Tuesday, May 10, 2011

Being Still

Be still and know that I am God.  Psalm 46:10  I looked up the meaning of the Hebrew word still.  Included in its definition is to cease, to leave off what you have been doing, and to be idle.

It seems I've been forced to be still lately.  Yesterday I spent five and a half hours sitting with a man who was dying.  When I introduced myself to him I asked if I could pray with him or read some scripture to him and he said, "Not now."  Inwardly I wondered, "If not now, then when?"

I really felt I didn't accomplish much during the vigil (I'm a Hospice volunteer).  I sat alone next to him most of the time.  Later on in the evening I chatted with his cousin as we waited for the man's sister and only immediate family member to arrive.

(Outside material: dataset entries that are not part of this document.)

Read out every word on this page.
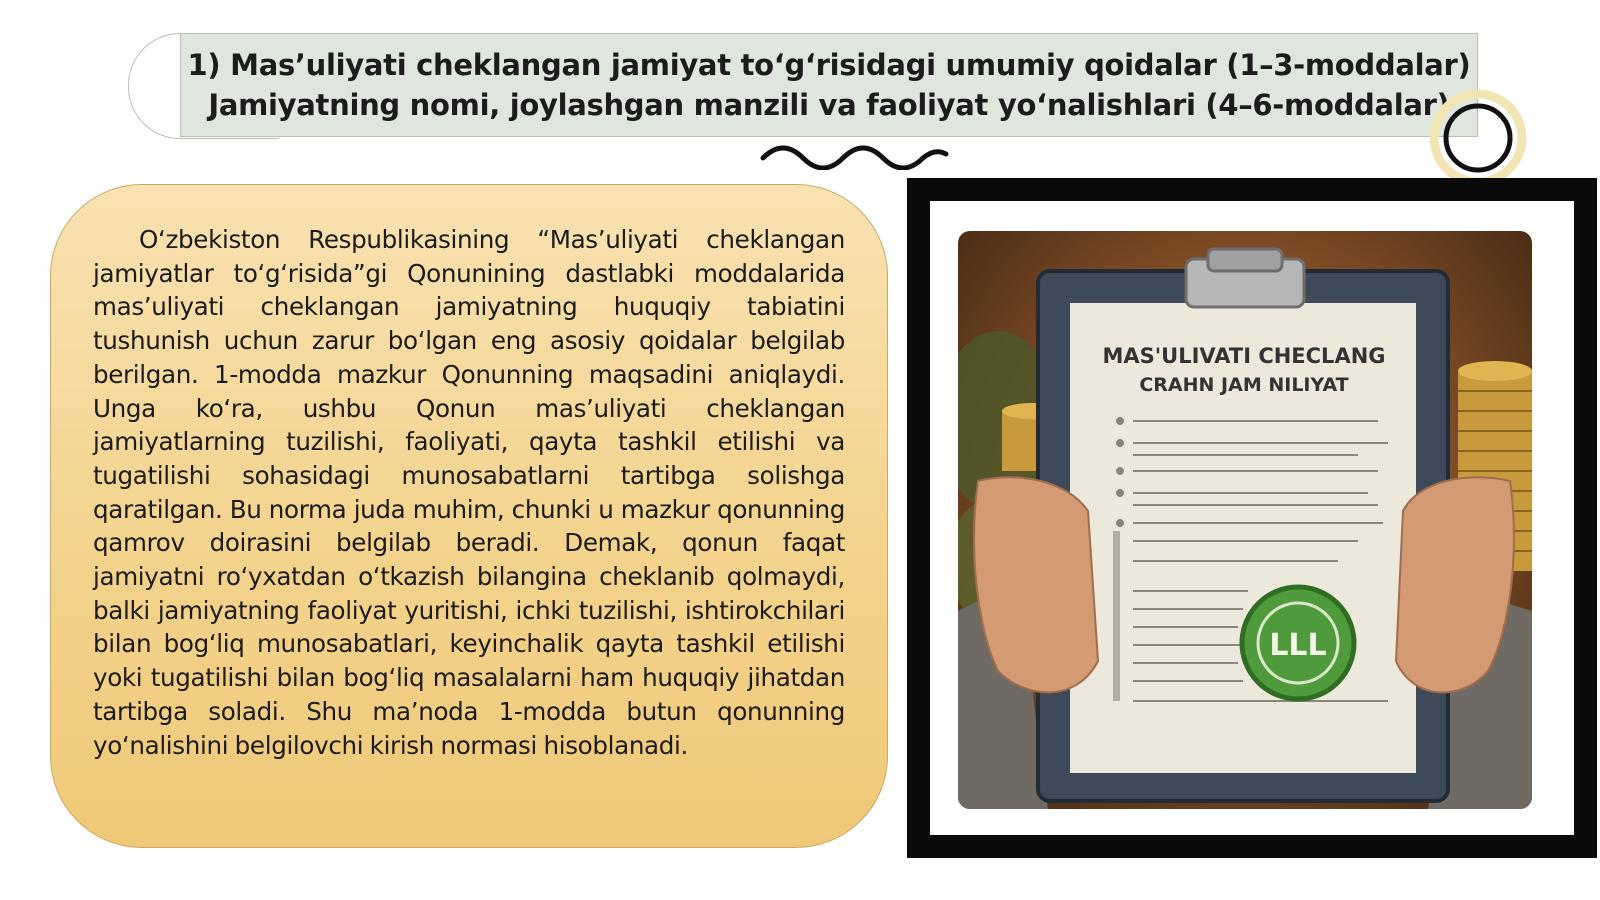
1) Mas’uliyati cheklangan jamiyat to‘g‘risidagi umumiy qoidalar (1–3-moddalar)
Jamiyatning nomi, joylashgan manzili va faoliyat yo‘nalishlari (4–6-moddalar)

O‘zbekiston Respublikasining “Mas’uliyati cheklangan jamiyatlar to‘g‘risida”gi Qonunining dastlabki moddalarida mas’uliyati cheklangan jamiyatning huquqiy tabiatini tushunish uchun zarur bo‘lgan eng asosiy qoidalar belgilab berilgan. 1-modda mazkur Qonunning maqsadini aniqlaydi. Unga ko‘ra, ushbu Qonun mas’uliyati cheklangan jamiyatlarning tuzilishi, faoliyati, qayta tashkil etilishi va tugatilishi sohasidagi munosabatlarni tartibga solishga qaratilgan. Bu norma juda muhim, chunki u mazkur qonunning qamrov doirasini belgilab beradi. Demak, qonun faqat jamiyatni ro‘yxatdan o‘tkazish bilangina cheklanib qolmaydi, balki jamiyatning faoliyat yuritishi, ichki tuzilishi, ishtirokchilari bilan bog‘liq munosabatlari, keyinchalik qayta tashkil etilishi yoki tugatilishi bilan bog‘liq masalalarni ham huquqiy jihatdan tartibga soladi. Shu ma’noda 1-modda butun qonunning yo‘nalishini belgilovchi kirish normasi hisoblanadi.

MAS'ULIVATI CHECLANG
CRAHN JAM NILIYAT
LLL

It's difficult for me to be still.  I don't feel like I'm accomplishing anything.  Yesterday when I was alone I used the time to silently pray for the man.  I was able to adjust his pillow, give him sips of water and coke and call the nurses for him.  Such small things.  Often I want to do the big things to make a difference in others lives.  But this is not what God has called me to do.  At this moment He's not called me to be "doing" a lot by secular standards.  I'm raising my daughter, a caregiver for a four-month-old and a volunteer who sits with those who are dying.   Yet I am influencing the lives I touch and I need to remember to do all (yes, even the sitting) to God's glory.